Above the black and gray cement, cherry blossoms were beginning to bloom. I knew that somewhere people were frantically preparing for the festival activities that would occur later in the month. Cherry blossom art galleries, Japanese exhibits, paddle boat rides on the Potomac, and various child friendly activities were in the process of formulation. If only I could get into a meeting to find where Mr. Mason White would be presenting… Most likely an art exhibit, I presumed, since his name wasn't Japanese and was well known for his art. I decided to save active inquiry for after I had some facts and turned my train of thought to other money making stations. As if on cue, my Motorolla Razr began cranking out the ringer specific to my publisher.
"Jerry, how are you?"
"Depends on how close you are to being finished."

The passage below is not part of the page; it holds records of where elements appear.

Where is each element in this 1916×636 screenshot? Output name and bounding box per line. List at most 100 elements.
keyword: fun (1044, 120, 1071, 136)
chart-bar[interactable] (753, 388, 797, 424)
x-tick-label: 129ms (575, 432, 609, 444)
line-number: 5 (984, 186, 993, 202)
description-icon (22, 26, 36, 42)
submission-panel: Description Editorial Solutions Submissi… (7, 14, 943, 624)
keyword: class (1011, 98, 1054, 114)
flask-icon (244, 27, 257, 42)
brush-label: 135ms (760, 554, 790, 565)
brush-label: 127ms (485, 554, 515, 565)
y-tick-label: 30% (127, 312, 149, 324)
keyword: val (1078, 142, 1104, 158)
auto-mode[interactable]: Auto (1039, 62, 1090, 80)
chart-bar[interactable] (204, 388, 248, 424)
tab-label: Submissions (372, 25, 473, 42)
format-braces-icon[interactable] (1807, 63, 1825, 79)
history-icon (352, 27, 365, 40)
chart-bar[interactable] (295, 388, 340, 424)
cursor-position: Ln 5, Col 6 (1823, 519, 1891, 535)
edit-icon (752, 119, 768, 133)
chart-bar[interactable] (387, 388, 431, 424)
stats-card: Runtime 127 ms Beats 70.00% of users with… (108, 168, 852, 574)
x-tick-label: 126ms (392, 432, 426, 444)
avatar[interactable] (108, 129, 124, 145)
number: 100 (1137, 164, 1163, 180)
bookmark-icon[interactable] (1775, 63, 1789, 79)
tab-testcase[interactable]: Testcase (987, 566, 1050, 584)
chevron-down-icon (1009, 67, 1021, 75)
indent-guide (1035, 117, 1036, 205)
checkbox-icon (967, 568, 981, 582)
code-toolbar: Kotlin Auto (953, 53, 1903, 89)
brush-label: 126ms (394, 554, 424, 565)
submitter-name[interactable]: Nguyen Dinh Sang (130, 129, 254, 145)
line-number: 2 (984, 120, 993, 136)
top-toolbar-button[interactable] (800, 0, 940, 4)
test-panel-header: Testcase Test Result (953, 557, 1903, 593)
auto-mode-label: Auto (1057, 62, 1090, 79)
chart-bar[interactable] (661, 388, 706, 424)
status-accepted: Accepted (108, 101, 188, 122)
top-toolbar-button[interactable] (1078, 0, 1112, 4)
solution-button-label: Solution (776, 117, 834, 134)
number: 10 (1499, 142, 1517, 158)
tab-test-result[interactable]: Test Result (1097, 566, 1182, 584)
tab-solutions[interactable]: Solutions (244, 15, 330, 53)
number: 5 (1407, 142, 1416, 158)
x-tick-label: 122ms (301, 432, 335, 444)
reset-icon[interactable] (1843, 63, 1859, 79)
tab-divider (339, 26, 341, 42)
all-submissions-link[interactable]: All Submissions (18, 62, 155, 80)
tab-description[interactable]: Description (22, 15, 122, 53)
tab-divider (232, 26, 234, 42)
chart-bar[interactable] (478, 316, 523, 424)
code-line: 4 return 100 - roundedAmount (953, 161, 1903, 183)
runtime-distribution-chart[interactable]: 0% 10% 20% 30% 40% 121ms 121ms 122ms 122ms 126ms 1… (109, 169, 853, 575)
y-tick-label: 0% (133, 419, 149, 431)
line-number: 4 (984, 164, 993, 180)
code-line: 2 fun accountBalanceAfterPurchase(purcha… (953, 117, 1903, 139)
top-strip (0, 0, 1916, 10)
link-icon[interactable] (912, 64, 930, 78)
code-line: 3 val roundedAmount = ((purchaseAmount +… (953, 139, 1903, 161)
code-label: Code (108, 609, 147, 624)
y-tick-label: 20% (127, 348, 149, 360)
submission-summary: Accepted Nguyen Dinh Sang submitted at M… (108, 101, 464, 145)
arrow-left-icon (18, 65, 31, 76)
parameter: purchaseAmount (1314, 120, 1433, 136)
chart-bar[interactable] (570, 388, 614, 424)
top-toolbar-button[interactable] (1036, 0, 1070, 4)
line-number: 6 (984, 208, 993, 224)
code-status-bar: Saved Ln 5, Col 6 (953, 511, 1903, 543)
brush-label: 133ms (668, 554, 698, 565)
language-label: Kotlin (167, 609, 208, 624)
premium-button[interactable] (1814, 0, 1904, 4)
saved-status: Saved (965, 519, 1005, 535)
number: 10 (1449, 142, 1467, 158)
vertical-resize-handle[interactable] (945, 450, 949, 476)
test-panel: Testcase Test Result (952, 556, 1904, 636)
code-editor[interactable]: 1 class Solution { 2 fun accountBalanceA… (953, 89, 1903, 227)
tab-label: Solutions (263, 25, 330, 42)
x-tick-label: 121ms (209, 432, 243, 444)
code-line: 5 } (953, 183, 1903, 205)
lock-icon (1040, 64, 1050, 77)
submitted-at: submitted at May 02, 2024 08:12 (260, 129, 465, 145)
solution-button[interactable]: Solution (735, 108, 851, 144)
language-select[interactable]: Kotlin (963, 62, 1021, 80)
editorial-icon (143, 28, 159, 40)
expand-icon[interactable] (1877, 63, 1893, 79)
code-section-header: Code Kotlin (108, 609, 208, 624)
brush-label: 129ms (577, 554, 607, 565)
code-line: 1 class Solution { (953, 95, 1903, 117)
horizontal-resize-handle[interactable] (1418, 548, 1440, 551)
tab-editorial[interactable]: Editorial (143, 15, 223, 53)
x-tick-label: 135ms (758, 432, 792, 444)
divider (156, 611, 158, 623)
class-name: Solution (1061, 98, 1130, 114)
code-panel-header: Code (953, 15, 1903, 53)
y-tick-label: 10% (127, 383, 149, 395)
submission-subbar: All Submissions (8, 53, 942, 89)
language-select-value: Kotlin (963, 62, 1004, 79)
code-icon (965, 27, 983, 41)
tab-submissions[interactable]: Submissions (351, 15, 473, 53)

I sighed away from the speaker. The latest book in my suspense series was due to the press in less than a month. It still had to go through the editing and final business stages before it was anywhere near ready, and I still had several chapters left to go. A new plot twist had appeared out of no where, leading me to an additional hundred pages or some before I was ready to wrap up.
"Jerry, you may want to push the printing date back a few weeks. I've just hit a major plot twist. I promise you this one will be juicier, more enthralling than ever, but I need more time. I've been editing as I go…"

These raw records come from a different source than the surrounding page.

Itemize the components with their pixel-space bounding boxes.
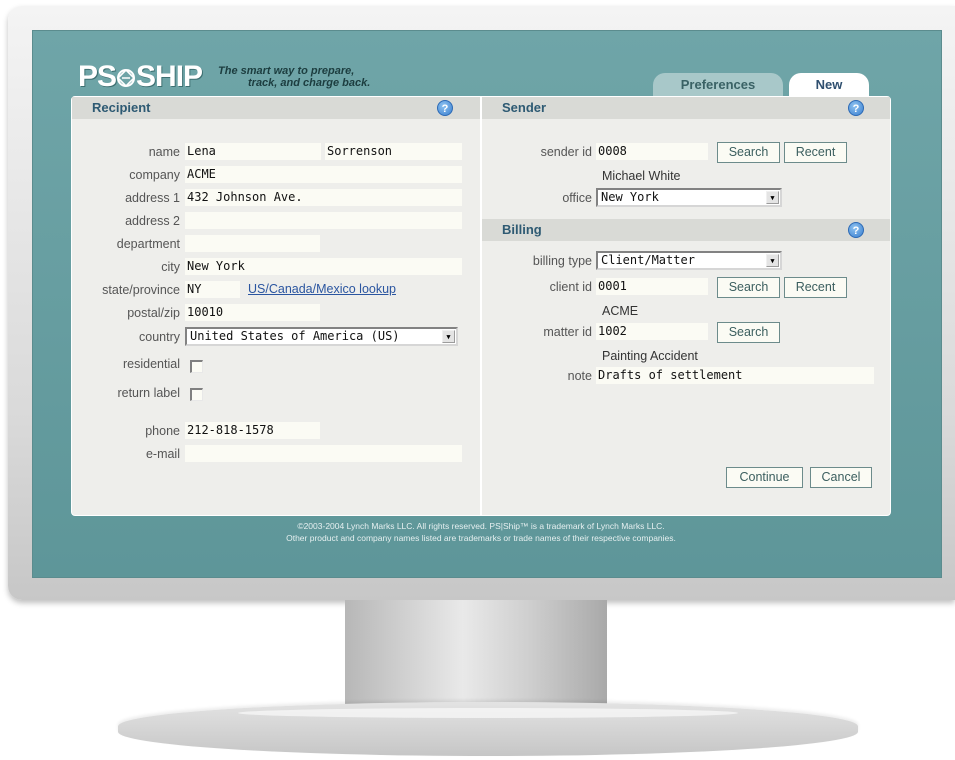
address-2-input[interactable] — [185, 212, 462, 229]
help-icon[interactable]: ? — [848, 222, 864, 238]
phone-label: phone — [145, 424, 180, 438]
cancel-button[interactable]: Cancel — [810, 467, 872, 488]
copyright-line-1: ©2003-2004 Lynch Marks LLC. All rights r… — [297, 521, 665, 531]
country-select-value: United States of America (US) — [190, 329, 400, 343]
country-label: country — [139, 330, 180, 344]
residential-label: residential — [123, 357, 180, 371]
note-label: note — [567, 369, 592, 383]
sender-id-input[interactable]: 0008 — [596, 143, 708, 160]
return-label-checkbox[interactable] — [190, 388, 203, 401]
help-icon[interactable]: ? — [437, 100, 453, 116]
chevron-down-icon[interactable]: ▼ — [766, 254, 779, 267]
billing-section-header: Billing ? — [482, 219, 890, 241]
city-label: city — [161, 260, 180, 274]
matter-id-input[interactable]: 1002 — [596, 323, 708, 340]
email-input[interactable] — [185, 445, 462, 462]
office-label: office — [562, 191, 592, 205]
chevron-down-icon[interactable]: ▼ — [442, 330, 455, 343]
logo: PS SHIP — [78, 60, 203, 93]
residential-checkbox[interactable] — [190, 360, 203, 373]
postal-input[interactable]: 10010 — [185, 304, 320, 321]
city-input[interactable]: New York — [185, 258, 462, 275]
globe-icon — [116, 68, 136, 88]
continue-button[interactable]: Continue — [726, 467, 803, 488]
address-2-label: address 2 — [125, 214, 180, 228]
help-icon[interactable]: ? — [848, 100, 864, 116]
billing-type-label: billing type — [532, 254, 592, 268]
logo-text-ship: SHIP — [136, 60, 203, 93]
phone-input[interactable]: 212-818-1578 — [185, 422, 320, 439]
shipment-form-panel: Recipient ? Sender ? name Lena Sorrenson… — [71, 96, 891, 516]
copyright-footer: ©2003-2004 Lynch Marks LLC. All rights r… — [71, 520, 891, 544]
email-label: e-mail — [145, 447, 180, 461]
matter-id-label: matter id — [543, 325, 592, 339]
first-name-input[interactable]: Lena — [185, 143, 321, 160]
postal-label: postal/zip — [127, 306, 180, 320]
address-lookup-link[interactable]: US/Canada/Mexico lookup — [248, 280, 396, 298]
client-search-button[interactable]: Search — [717, 277, 780, 298]
country-select[interactable]: United States of America (US) ▼ — [185, 327, 458, 346]
tagline-line-1: The smart way to prepare, — [218, 65, 355, 77]
address-1-input[interactable]: 432 Johnson Ave. — [185, 189, 462, 206]
chevron-down-icon[interactable]: ▼ — [766, 191, 779, 204]
matter-search-button[interactable]: Search — [717, 322, 780, 343]
sender-id-label: sender id — [540, 145, 592, 159]
address-1-label: address 1 — [125, 191, 180, 205]
billing-title: Billing — [502, 222, 542, 237]
company-label: company — [129, 168, 180, 182]
billing-type-select-value: Client/Matter — [601, 253, 695, 267]
office-select-value: New York — [601, 190, 659, 204]
copyright-line-2: Other product and company names listed a… — [286, 533, 676, 543]
note-input[interactable]: Drafts of settlement — [596, 367, 874, 384]
client-recent-button[interactable]: Recent — [784, 277, 847, 298]
name-label: name — [148, 145, 180, 159]
department-input[interactable] — [185, 235, 320, 252]
tagline: The smart way to prepare, track, and cha… — [218, 65, 388, 89]
tab-preferences[interactable]: Preferences — [653, 73, 783, 97]
last-name-input[interactable]: Sorrenson — [325, 143, 462, 160]
matter-name: Painting Accident — [602, 349, 698, 363]
recipient-title: Recipient — [92, 100, 151, 115]
client-id-input[interactable]: 0001 — [596, 278, 708, 295]
sender-recent-button[interactable]: Recent — [784, 142, 847, 163]
office-select[interactable]: New York ▼ — [596, 188, 782, 207]
state-label: state/province — [102, 283, 180, 297]
recipient-section-header: Recipient ? — [72, 97, 480, 119]
tagline-line-2: track, and charge back. — [248, 77, 371, 89]
monitor-stand-neck — [345, 600, 607, 710]
monitor-stand-base — [118, 702, 858, 756]
company-input[interactable]: ACME — [185, 166, 462, 183]
tab-new[interactable]: New — [789, 73, 869, 97]
state-input[interactable]: NY — [185, 281, 240, 298]
department-label: department — [116, 237, 180, 251]
sender-title: Sender — [502, 100, 547, 115]
client-name: ACME — [602, 304, 639, 318]
sender-name: Michael White — [602, 169, 681, 183]
logo-text-ps: PS — [78, 60, 117, 93]
sender-section-header: Sender ? — [482, 97, 890, 119]
billing-type-select[interactable]: Client/Matter ▼ — [596, 251, 782, 270]
return-label-label: return label — [117, 386, 180, 400]
client-id-label: client id — [549, 280, 592, 294]
sender-search-button[interactable]: Search — [717, 142, 780, 163]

"You're one of the best for good first drafts, but we need it ASAP. We've got so many advance copies lined up- the press is having a field day want an interview from the infamous Nicholi Eans! Until we get that book out-"
"I understand. I'll do the best I can."
"Your contract clearly states-"
"I've also done much more than the contract demanded. I've published two books for each one required of me. I've taken on a public job recently to give me new experiences and I can assure you that though this book is past due, it will provide us both with more money than you can hope for."
Jerry grunted. He hadn't changed one bit since I'd met him when I was in the tenth grade. Anonymously, I'd submitted work to a publishing company under the pseudonym Nicholi Eans. Through sheer miracle, Jerry, a head agent in a major publishing company, had found my work and published it. I made millions off of one book, and since then have produced five more. I'm working on the sixth.
"I guess I'll wait. Who could say no to Nicholi Eans, the most famous author since J.K. Rowling?"
I smiled. Secret fame made me feel good.
After a few more jests and general conversation, Jerry was off to his world of shuffling money and papers, and I was climbing the steps to my apartment complex, ready to resume sabotage of someone who would eventually have a profound impact on my life.